Adapun harga emas dunia yang saat ini juga sudah naik cukup signifikan, dan kemungkinan besar mencapai level tertinggi sebesar USD 2.500 per ons, kata Ibrahim. Serta harga minyak mentah dunia juga diperkirakan akan naik menuju 90 dolar AS per barel.
"Rupiah pun yang hari ini saya lihat kemungkinan besar akan mengalami penguatan, ini pun juga ikut melemah hampir 108 poin pelemahannya di pagi ini. Ini mengindikasikan bahwa perang di Timur Tengah ini sangat luar biasa sekali," bebernya.
"Ini mengindikasikan bahwa perang di Timur Tengah sangat luar biasa (dampaknya pada perekonomian) Semoga Iran tidak melakukan penyerangan kembali terhadap Israel untuk menstabilkan kondisi ekonomi global," tutupnya.

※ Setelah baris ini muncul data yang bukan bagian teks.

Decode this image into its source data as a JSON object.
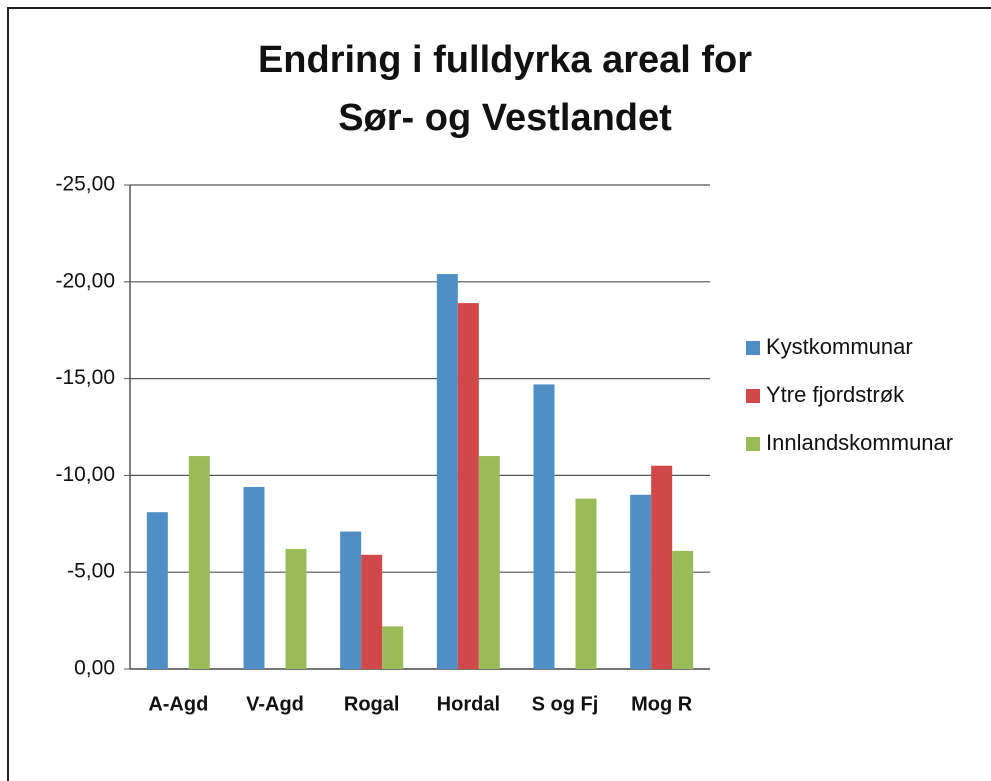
{
  "chart_data": {
    "type": "bar",
    "title": [
      "Endring i fulldyrka areal for",
      "Sør- og Vestlandet"
    ],
    "categories": [
      "A-Agd",
      "V-Agd",
      "Rogal",
      "Hordal",
      "S og Fj",
      "Mog R"
    ],
    "series": [
      {
        "name": "Kystkommunar",
        "color": "#4f8fc6",
        "values": [
          -8.1,
          -9.4,
          -7.1,
          -20.4,
          -14.7,
          -9.0
        ]
      },
      {
        "name": "Ytre fjordstrøk",
        "color": "#d0484a",
        "values": [
          null,
          null,
          -5.9,
          -18.9,
          null,
          -10.5
        ]
      },
      {
        "name": "Innlandskommunar",
        "color": "#9bbb59",
        "values": [
          -11.0,
          -6.2,
          -2.2,
          -11.0,
          -8.8,
          -6.1
        ]
      }
    ],
    "ylim": [
      0,
      -25
    ],
    "yticks": [
      {
        "value": 0,
        "label": "0,00"
      },
      {
        "value": -5,
        "label": "-5,00"
      },
      {
        "value": -10,
        "label": "-10,00"
      },
      {
        "value": -15,
        "label": "-15,00"
      },
      {
        "value": -20,
        "label": "-20,00"
      },
      {
        "value": -25,
        "label": "-25,00"
      }
    ],
    "grid": true,
    "legend": "right"
  }
}
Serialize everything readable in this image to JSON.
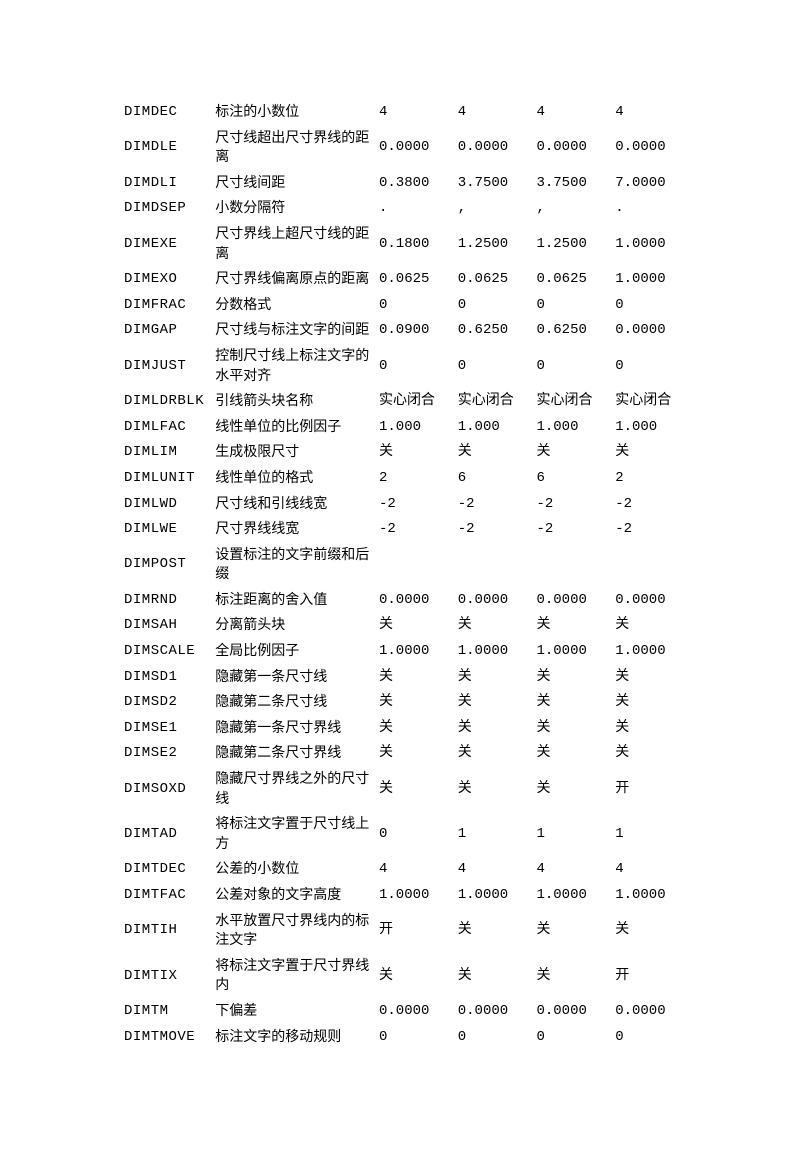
{
  "table": {
    "rows": [
      {
        "var": "DIMDEC",
        "desc": "标注的小数位",
        "v1": "4",
        "v2": "4",
        "v3": "4",
        "v4": "4"
      },
      {
        "var": "DIMDLE",
        "desc": "尺寸线超出尺寸界线的距离",
        "v1": "0.0000",
        "v2": "0.0000",
        "v3": "0.0000",
        "v4": "0.0000"
      },
      {
        "var": "DIMDLI",
        "desc": "尺寸线间距",
        "v1": "0.3800",
        "v2": "3.7500",
        "v3": "3.7500",
        "v4": "7.0000"
      },
      {
        "var": "DIMDSEP",
        "desc": "小数分隔符",
        "v1": ".",
        "v2": ",",
        "v3": ",",
        "v4": "."
      },
      {
        "var": "DIMEXE",
        "desc": "尺寸界线上超尺寸线的距离",
        "v1": "0.1800",
        "v2": "1.2500",
        "v3": "1.2500",
        "v4": "1.0000"
      },
      {
        "var": "DIMEXO",
        "desc": "尺寸界线偏离原点的距离",
        "v1": "0.0625",
        "v2": "0.0625",
        "v3": "0.0625",
        "v4": "1.0000"
      },
      {
        "var": "DIMFRAC",
        "desc": "分数格式",
        "v1": "0",
        "v2": "0",
        "v3": "0",
        "v4": "0"
      },
      {
        "var": "DIMGAP",
        "desc": "尺寸线与标注文字的间距",
        "v1": "0.0900",
        "v2": "0.6250",
        "v3": "0.6250",
        "v4": "0.0000"
      },
      {
        "var": "DIMJUST",
        "desc": "控制尺寸线上标注文字的水平对齐",
        "v1": "0",
        "v2": "0",
        "v3": "0",
        "v4": "0"
      },
      {
        "var": "DIMLDRBLK",
        "desc": "引线箭头块名称",
        "v1": "实心闭合",
        "v2": "实心闭合",
        "v3": "实心闭合",
        "v4": "实心闭合"
      },
      {
        "var": "DIMLFAC",
        "desc": "线性单位的比例因子",
        "v1": "1.000",
        "v2": "1.000",
        "v3": "1.000",
        "v4": "1.000"
      },
      {
        "var": "DIMLIM",
        "desc": "生成极限尺寸",
        "v1": "关",
        "v2": "关",
        "v3": "关",
        "v4": "关"
      },
      {
        "var": "DIMLUNIT",
        "desc": "线性单位的格式",
        "v1": "2",
        "v2": "6",
        "v3": "6",
        "v4": "2"
      },
      {
        "var": "DIMLWD",
        "desc": "尺寸线和引线线宽",
        "v1": "-2",
        "v2": "-2",
        "v3": "-2",
        "v4": "-2"
      },
      {
        "var": "DIMLWE",
        "desc": "尺寸界线线宽",
        "v1": "-2",
        "v2": "-2",
        "v3": "-2",
        "v4": "-2"
      },
      {
        "var": "DIMPOST",
        "desc": "设置标注的文字前缀和后缀",
        "v1": "",
        "v2": "",
        "v3": "",
        "v4": ""
      },
      {
        "var": "DIMRND",
        "desc": "标注距离的舍入值",
        "v1": "0.0000",
        "v2": "0.0000",
        "v3": "0.0000",
        "v4": "0.0000"
      },
      {
        "var": "DIMSAH",
        "desc": "分离箭头块",
        "v1": "关",
        "v2": "关",
        "v3": "关",
        "v4": "关"
      },
      {
        "var": "DIMSCALE",
        "desc": "全局比例因子",
        "v1": "1.0000",
        "v2": "1.0000",
        "v3": "1.0000",
        "v4": "1.0000"
      },
      {
        "var": "DIMSD1",
        "desc": "隐藏第一条尺寸线",
        "v1": "关",
        "v2": "关",
        "v3": "关",
        "v4": "关"
      },
      {
        "var": "DIMSD2",
        "desc": "隐藏第二条尺寸线",
        "v1": "关",
        "v2": "关",
        "v3": "关",
        "v4": "关"
      },
      {
        "var": "DIMSE1",
        "desc": "隐藏第一条尺寸界线",
        "v1": "关",
        "v2": "关",
        "v3": "关",
        "v4": "关"
      },
      {
        "var": "DIMSE2",
        "desc": "隐藏第二条尺寸界线",
        "v1": "关",
        "v2": "关",
        "v3": "关",
        "v4": "关"
      },
      {
        "var": "DIMSOXD",
        "desc": "隐藏尺寸界线之外的尺寸线",
        "v1": "关",
        "v2": "关",
        "v3": "关",
        "v4": "开"
      },
      {
        "var": "DIMTAD",
        "desc": "将标注文字置于尺寸线上方",
        "v1": "0",
        "v2": "1",
        "v3": "1",
        "v4": "1"
      },
      {
        "var": "DIMTDEC",
        "desc": "公差的小数位",
        "v1": "4",
        "v2": "4",
        "v3": "4",
        "v4": "4"
      },
      {
        "var": "DIMTFAC",
        "desc": "公差对象的文字高度",
        "v1": "1.0000",
        "v2": "1.0000",
        "v3": "1.0000",
        "v4": "1.0000"
      },
      {
        "var": "DIMTIH",
        "desc": "水平放置尺寸界线内的标注文字",
        "v1": "开",
        "v2": "关",
        "v3": "关",
        "v4": "关"
      },
      {
        "var": "DIMTIX",
        "desc": "将标注文字置于尺寸界线内",
        "v1": "关",
        "v2": "关",
        "v3": "关",
        "v4": "开"
      },
      {
        "var": "DIMTM",
        "desc": "下偏差",
        "v1": "0.0000",
        "v2": "0.0000",
        "v3": "0.0000",
        "v4": "0.0000"
      },
      {
        "var": "DIMTMOVE",
        "desc": "标注文字的移动规则",
        "v1": "0",
        "v2": "0",
        "v3": "0",
        "v4": "0"
      }
    ]
  }
}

Tengok 5 Dampak Serius Konflik Iran-Israel ke Ekonomi Indonesia
Ekonom menilai bahwa ketegangan antara Iran dan Israel di Timur Tengah dapat menimbulkan dampak yang serius bagi ekonomi Indonesia.
Direktur Eksekutif Center of Economic and Law Studies (CELIOS) Bhima Yudhistira mengatakan, terdapat 5 dampak serius dari ketegangan di Timur Tengah bagi ekonomi Indonesia.

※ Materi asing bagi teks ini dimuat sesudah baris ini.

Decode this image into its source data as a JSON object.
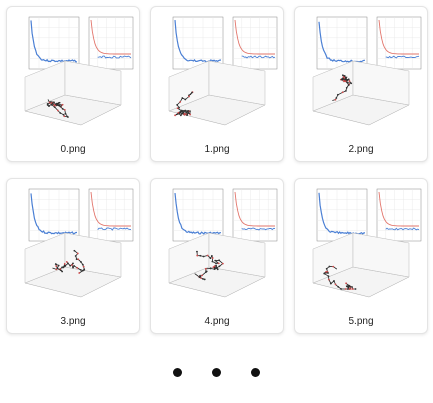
{
  "files": [
    {
      "name": "0.png"
    },
    {
      "name": "1.png"
    },
    {
      "name": "2.png"
    },
    {
      "name": "3.png"
    },
    {
      "name": "4.png"
    },
    {
      "name": "5.png"
    }
  ],
  "more_indicator": "• • •",
  "colors": {
    "energy_line": "#4a7fd4",
    "accent_line": "#e2746a",
    "chain": "#222222",
    "chain_point": "#d04a4a"
  }
}
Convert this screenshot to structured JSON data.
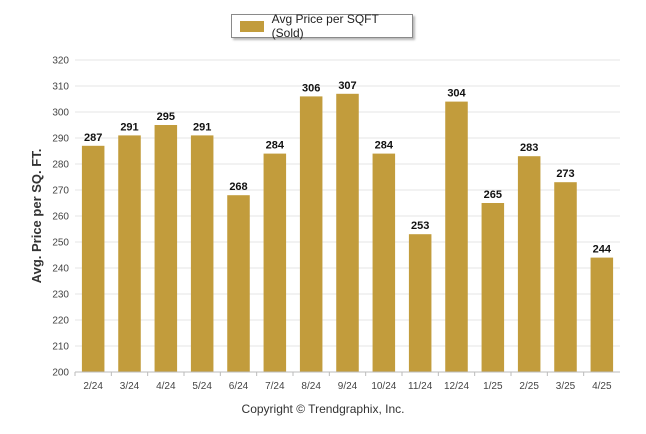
{
  "chart_data": {
    "type": "bar",
    "categories": [
      "2/24",
      "3/24",
      "4/24",
      "5/24",
      "6/24",
      "7/24",
      "8/24",
      "9/24",
      "10/24",
      "11/24",
      "12/24",
      "1/25",
      "2/25",
      "3/25",
      "4/25"
    ],
    "series": [
      {
        "name": "Avg Price per SQFT (Sold)",
        "values": [
          287,
          291,
          295,
          291,
          268,
          284,
          306,
          307,
          284,
          253,
          304,
          265,
          283,
          273,
          244
        ]
      }
    ],
    "ylabel": "Avg. Price per SQ. FT.",
    "xlabel": "",
    "ylim": [
      200,
      320
    ],
    "yticks": [
      200,
      210,
      220,
      230,
      240,
      250,
      260,
      270,
      280,
      290,
      300,
      310,
      320
    ],
    "grid": true,
    "legend": "top-center",
    "bar_color": "#c29c3c"
  },
  "footer": {
    "copyright": "Copyright © Trendgraphix, Inc."
  }
}
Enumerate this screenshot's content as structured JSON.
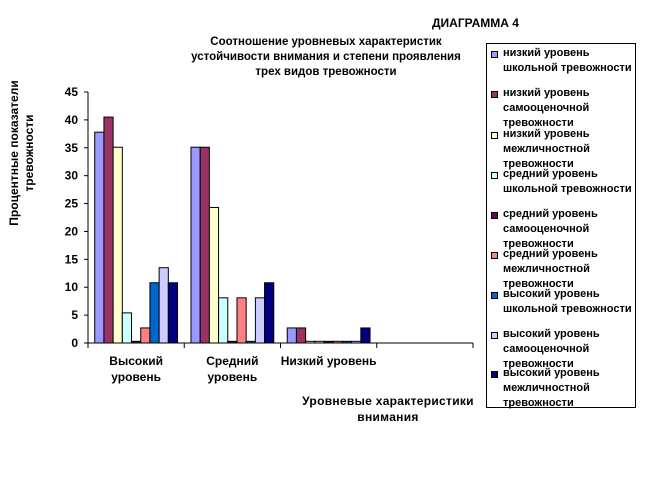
{
  "diagram_label": "ДИАГРАММА 4",
  "chart_data": {
    "type": "bar",
    "title_lines": [
      "Соотношение уровневых характеристик",
      "устойчивости внимания и степени проявления",
      "трех видов тревожности"
    ],
    "ylabel_lines": [
      "Процентные показатели",
      "тревожности"
    ],
    "xlabel_lines": [
      "Уровневые характеристики",
      "внимания"
    ],
    "ylim": [
      0,
      45
    ],
    "yticks": [
      "0",
      "5",
      "10",
      "15",
      "20",
      "25",
      "30",
      "35",
      "40",
      "45"
    ],
    "categories": [
      {
        "lines": [
          "Высокий",
          "уровень"
        ]
      },
      {
        "lines": [
          "Средний",
          "уровень"
        ]
      },
      {
        "lines": [
          "Низкий уровень"
        ]
      },
      {
        "lines": [
          ""
        ]
      }
    ],
    "series": [
      {
        "lines": [
          "низкий уровень",
          "школьной тревожности"
        ],
        "color": "#9999ff",
        "values": [
          37.8,
          35.1,
          2.7,
          0
        ]
      },
      {
        "lines": [
          "низкий уровень",
          "самооценочной",
          "тревожности"
        ],
        "color": "#993366",
        "values": [
          40.5,
          35.1,
          2.7,
          0
        ]
      },
      {
        "lines": [
          "низкий уровень",
          "межличностной",
          "тревожности"
        ],
        "color": "#ffffcc",
        "values": [
          35.1,
          24.3,
          0.3,
          0
        ]
      },
      {
        "lines": [
          "средний уровень",
          "школьной тревожности"
        ],
        "color": "#ccffff",
        "values": [
          5.4,
          8.1,
          0.3,
          0
        ]
      },
      {
        "lines": [
          "средний уровень",
          "самооценочной",
          "тревожности"
        ],
        "color": "#660066",
        "values": [
          0.3,
          0.3,
          0.3,
          0
        ]
      },
      {
        "lines": [
          "средний уровень",
          "межличностной",
          "тревожности"
        ],
        "color": "#ff8080",
        "values": [
          2.7,
          8.1,
          0.3,
          0
        ]
      },
      {
        "lines": [
          "высокий уровень",
          "школьной тревожности"
        ],
        "color": "#0066cc",
        "values": [
          10.8,
          0.3,
          0.3,
          0
        ]
      },
      {
        "lines": [
          "высокий уровень",
          "самооценочной",
          "тревожности"
        ],
        "color": "#ccccff",
        "values": [
          13.5,
          8.1,
          0.3,
          0
        ]
      },
      {
        "lines": [
          "высокий уровень",
          "межличностной",
          "тревожности"
        ],
        "color": "#000080",
        "values": [
          10.8,
          10.8,
          2.7,
          0
        ]
      }
    ]
  }
}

Pertama, adalah risiko lonjakan harga minyak mentah ke USD 85,6 per barrel atau meningkat 4,4% year on year.
Bhima pun menyoroti posisi Iran sebagai negara penghasil minyak ke 7 terbesar di dunia. Maka dengan adanya ketegangan geopolitik, produksi dan distribusi minyak dari negara itu bisa terpengaruh.

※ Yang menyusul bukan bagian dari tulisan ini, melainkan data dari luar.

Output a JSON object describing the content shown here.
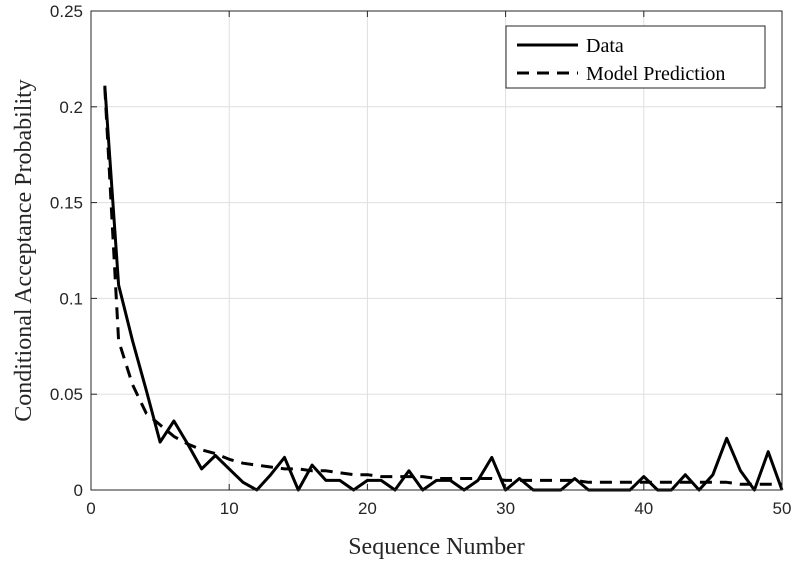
{
  "chart_data": {
    "type": "line",
    "xlabel": "Sequence Number",
    "ylabel": "Conditional Acceptance Probability",
    "xlim": [
      0,
      50
    ],
    "ylim": [
      0,
      0.25
    ],
    "xticks": [
      0,
      10,
      20,
      30,
      40,
      50
    ],
    "yticks": [
      0,
      0.05,
      0.1,
      0.15,
      0.2,
      0.25
    ],
    "xtick_labels": [
      "0",
      "10",
      "20",
      "30",
      "40",
      "50"
    ],
    "ytick_labels": [
      "0",
      "0.05",
      "0.1",
      "0.15",
      "0.2",
      "0.25"
    ],
    "grid": true,
    "legend_position": "top-right",
    "series": [
      {
        "name": "Data",
        "style": "solid",
        "color": "#000000",
        "x": [
          1,
          2,
          3,
          4,
          5,
          6,
          7,
          8,
          9,
          10,
          11,
          12,
          13,
          14,
          15,
          16,
          17,
          18,
          19,
          20,
          21,
          22,
          23,
          24,
          25,
          26,
          27,
          28,
          29,
          30,
          31,
          32,
          33,
          34,
          35,
          36,
          37,
          38,
          39,
          40,
          41,
          42,
          43,
          44,
          45,
          46,
          47,
          48,
          49,
          50
        ],
        "y": [
          0.211,
          0.107,
          0.078,
          0.052,
          0.025,
          0.036,
          0.024,
          0.011,
          0.018,
          0.011,
          0.004,
          0.0,
          0.008,
          0.017,
          0.0,
          0.013,
          0.005,
          0.005,
          0.0,
          0.005,
          0.005,
          0.0,
          0.01,
          0.0,
          0.005,
          0.005,
          0.0,
          0.005,
          0.017,
          0.0,
          0.006,
          0.0,
          0.0,
          0.0,
          0.006,
          0.0,
          0.0,
          0.0,
          0.0,
          0.007,
          0.0,
          0.0,
          0.008,
          0.0,
          0.008,
          0.027,
          0.01,
          0.0,
          0.02,
          0.0
        ]
      },
      {
        "name": "Model Prediction",
        "style": "dashed",
        "color": "#000000",
        "x": [
          1,
          2,
          3,
          4,
          5,
          6,
          7,
          8,
          9,
          10,
          11,
          12,
          13,
          14,
          15,
          16,
          17,
          18,
          19,
          20,
          21,
          22,
          23,
          24,
          25,
          26,
          27,
          28,
          29,
          30,
          31,
          32,
          33,
          34,
          35,
          36,
          37,
          38,
          39,
          40,
          41,
          42,
          43,
          44,
          45,
          46,
          47,
          48,
          49,
          50
        ],
        "y": [
          0.21,
          0.078,
          0.055,
          0.04,
          0.034,
          0.028,
          0.024,
          0.021,
          0.019,
          0.016,
          0.014,
          0.013,
          0.012,
          0.011,
          0.011,
          0.01,
          0.01,
          0.009,
          0.008,
          0.008,
          0.007,
          0.007,
          0.007,
          0.007,
          0.006,
          0.006,
          0.006,
          0.006,
          0.006,
          0.005,
          0.005,
          0.005,
          0.005,
          0.005,
          0.005,
          0.004,
          0.004,
          0.004,
          0.004,
          0.004,
          0.004,
          0.004,
          0.004,
          0.004,
          0.004,
          0.004,
          0.003,
          0.003,
          0.003,
          0.003
        ]
      }
    ]
  }
}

"Harga minyak yang melonjak berimbas ke pelebaran subsidi energi hingga pelemahan kurs rupiah lebih dalam. Bagi APBN artinya ada kemungkinan penambahan belanja subsidi energi tahun ini atau dikhawatirkan BBM subsidi akan disesuaikan harga dan kuota nya," ungkap Bhima kepada Liputan6.com, dikutip Kamis (18/4/2024).
"Worst case nya harga BBM naik 10-15% dan itu cukup berisiko ke tambahan inflasi," lanjut dia.Bhima menambahkan, dari sisi penerimaan negara belum tentu naiknya harga minyak menguntungkan APBN, karena berbagai komoditas lain seperti batu bara mengalami penurunan.
Dampak Kedua
Dampak kedua, adalah keluarnya aliran investasi asing dari negara berkembang karena meningkatnya risiko geopolitik.
Dijelaskan, dengan terjadinya ketegangan di Timur Tengah investor kemungkinan mencari aset yang aman baik emas dan dollar AS, sehingga berpotensi melemahkan Rupiah lebih lanjut ke Rp. 17.000 per USD.
"Ketiga, kinerja ekspor Indonesia ke Timur Tengah, Afrika dan Eropa akan terganggu menyebabkan pertumbuhan ekonomi akan melambat di kisaran 4,6-4,8% tahun ini," kata Bhima.
Advertisement
Risiko Inflasi
Selanjutnya, adalah risiko dari inflasi karena naiknya harga energi menekan daya beli masyarakat.
"Rantai pasok global yang terganggu perang membuat produsen harus cari bahan baku dari tempat lain, tentu biaya produksi yang naik akan diteruskan ke konsumen," imbuhnya.
"Kelima, suku bunga tinggi akan bertahan lebih lama bahkan ada risiko suku bunga naik. Bagi masyarakat yang mau membeli kendaraan bermotor hingga rumah lewat skema kredit siap-siap bunga nya akan lebih mahal," Bhima mengingatkan.